Joint Flashback Adaptation for Forgetting-Resistant Instruction Tuning
Yukun Zhao, Lingyong Yan, Zhenyang Li, Shuaiqiang Wang, Zhumin Chen, Zhaochun Ren, Dawei Yin
TL;DR
This work tackles catastrophic forgetting during continual instruction-tuning of large language models by introducing Joint Flashback Adaptation (JFA). JFA leverages a small set of flashback prompts from old tasks to constrain deviations and employs latent-task learning to share knowledge between new tasks and flashbacks, avoiding replay data and task differentiation. The framework combines a flashback divergence objective with joint task learning, where latent tasks are retrieved via KNN and integrated through LoRA-based weight increments, all optimized with gradient projection. Experiments on Vicuna-13B and Llama-3.1-8B across 1000+ tasks show improved generalization on new tasks and reduced forgetting on old tasks, with competitive performance relative to replay-based baselines on several benchmarks. The method demonstrates practical advantages for continual instruction tuning, highlighting the value of selective old-task prompts and latent task interpolation for robust knowledge transfer.
Abstract
Large language models have achieved remarkable success in various tasks. However, it is challenging for them to learn new tasks incrementally due to catastrophic forgetting. Existing approaches rely on experience replay, optimization constraints, or task differentiation, which encounter strict limitations in real-world scenarios. To address these issues, we propose Joint Flashback Adaptation. We first introduce flashbacks -- a limited number of prompts from old tasks -- when adapting to new tasks and constrain the deviations of the model outputs compared to the original one. We then interpolate latent tasks between flashbacks and new tasks to enable jointly learning relevant latent tasks, new tasks, and flashbacks, alleviating data sparsity in flashbacks and facilitating knowledge sharing for smooth adaptation.

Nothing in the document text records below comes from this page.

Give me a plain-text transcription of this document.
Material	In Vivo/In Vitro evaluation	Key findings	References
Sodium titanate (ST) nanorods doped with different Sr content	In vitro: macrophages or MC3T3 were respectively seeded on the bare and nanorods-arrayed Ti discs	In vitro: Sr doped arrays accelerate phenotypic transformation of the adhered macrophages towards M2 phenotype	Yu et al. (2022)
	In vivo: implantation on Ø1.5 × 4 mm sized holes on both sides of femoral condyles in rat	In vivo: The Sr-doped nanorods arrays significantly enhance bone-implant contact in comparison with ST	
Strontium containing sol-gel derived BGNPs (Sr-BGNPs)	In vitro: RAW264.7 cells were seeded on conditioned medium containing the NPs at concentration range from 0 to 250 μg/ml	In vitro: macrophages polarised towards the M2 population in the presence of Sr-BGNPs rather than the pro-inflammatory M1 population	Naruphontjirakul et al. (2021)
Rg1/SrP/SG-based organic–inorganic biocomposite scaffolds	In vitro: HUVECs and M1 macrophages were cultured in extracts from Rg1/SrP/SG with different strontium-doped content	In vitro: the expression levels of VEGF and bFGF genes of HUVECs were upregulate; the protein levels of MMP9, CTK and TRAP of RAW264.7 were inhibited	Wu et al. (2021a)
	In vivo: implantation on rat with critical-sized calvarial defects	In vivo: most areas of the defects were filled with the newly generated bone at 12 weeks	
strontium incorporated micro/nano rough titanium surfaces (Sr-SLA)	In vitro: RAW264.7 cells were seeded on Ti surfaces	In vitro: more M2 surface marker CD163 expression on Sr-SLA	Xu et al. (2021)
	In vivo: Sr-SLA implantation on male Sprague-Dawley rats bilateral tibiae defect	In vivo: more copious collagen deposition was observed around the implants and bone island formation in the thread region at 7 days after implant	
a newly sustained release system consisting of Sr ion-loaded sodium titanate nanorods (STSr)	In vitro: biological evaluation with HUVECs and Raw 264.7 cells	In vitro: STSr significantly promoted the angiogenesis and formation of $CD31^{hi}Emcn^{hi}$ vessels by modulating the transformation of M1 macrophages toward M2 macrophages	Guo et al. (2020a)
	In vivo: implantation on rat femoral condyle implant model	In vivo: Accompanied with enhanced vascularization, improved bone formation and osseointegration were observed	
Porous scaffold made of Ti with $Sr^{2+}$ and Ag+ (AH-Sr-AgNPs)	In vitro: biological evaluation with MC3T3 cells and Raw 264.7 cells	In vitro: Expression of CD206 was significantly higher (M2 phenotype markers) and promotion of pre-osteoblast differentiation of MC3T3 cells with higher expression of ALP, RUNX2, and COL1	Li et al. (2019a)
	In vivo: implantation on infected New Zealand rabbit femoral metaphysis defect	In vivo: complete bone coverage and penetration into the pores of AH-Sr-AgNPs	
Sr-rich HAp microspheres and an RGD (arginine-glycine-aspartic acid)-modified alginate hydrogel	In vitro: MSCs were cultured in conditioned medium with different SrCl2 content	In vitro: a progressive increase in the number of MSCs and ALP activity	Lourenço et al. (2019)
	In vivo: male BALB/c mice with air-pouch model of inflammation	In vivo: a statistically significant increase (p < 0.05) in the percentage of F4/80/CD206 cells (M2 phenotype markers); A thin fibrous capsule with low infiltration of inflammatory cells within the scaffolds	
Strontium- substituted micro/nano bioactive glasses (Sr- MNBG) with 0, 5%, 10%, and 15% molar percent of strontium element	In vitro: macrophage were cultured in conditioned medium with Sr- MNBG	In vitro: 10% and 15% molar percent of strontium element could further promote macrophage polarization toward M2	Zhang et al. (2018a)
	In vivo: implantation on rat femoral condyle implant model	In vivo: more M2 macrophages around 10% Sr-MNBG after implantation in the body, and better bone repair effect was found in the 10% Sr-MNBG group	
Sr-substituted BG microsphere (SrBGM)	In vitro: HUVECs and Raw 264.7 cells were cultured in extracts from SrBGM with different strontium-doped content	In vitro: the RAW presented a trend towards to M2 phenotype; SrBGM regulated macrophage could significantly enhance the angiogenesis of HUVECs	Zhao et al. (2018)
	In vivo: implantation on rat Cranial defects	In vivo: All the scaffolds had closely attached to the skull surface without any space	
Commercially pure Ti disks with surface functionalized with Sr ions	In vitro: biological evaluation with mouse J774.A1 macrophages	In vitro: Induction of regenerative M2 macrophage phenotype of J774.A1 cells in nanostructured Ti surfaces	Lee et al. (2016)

Our method requires only a limited number of flashbacks without access to the replay data and is task-agnostic. We conduct extensive experiments on state-of-the-art large language models across 1000+ instruction-following tasks, arithmetic reasoning tasks, and general reasoning tasks. The results demonstrate the superior performance of our method in improving generalization on new tasks and reducing forgetting in old tasks.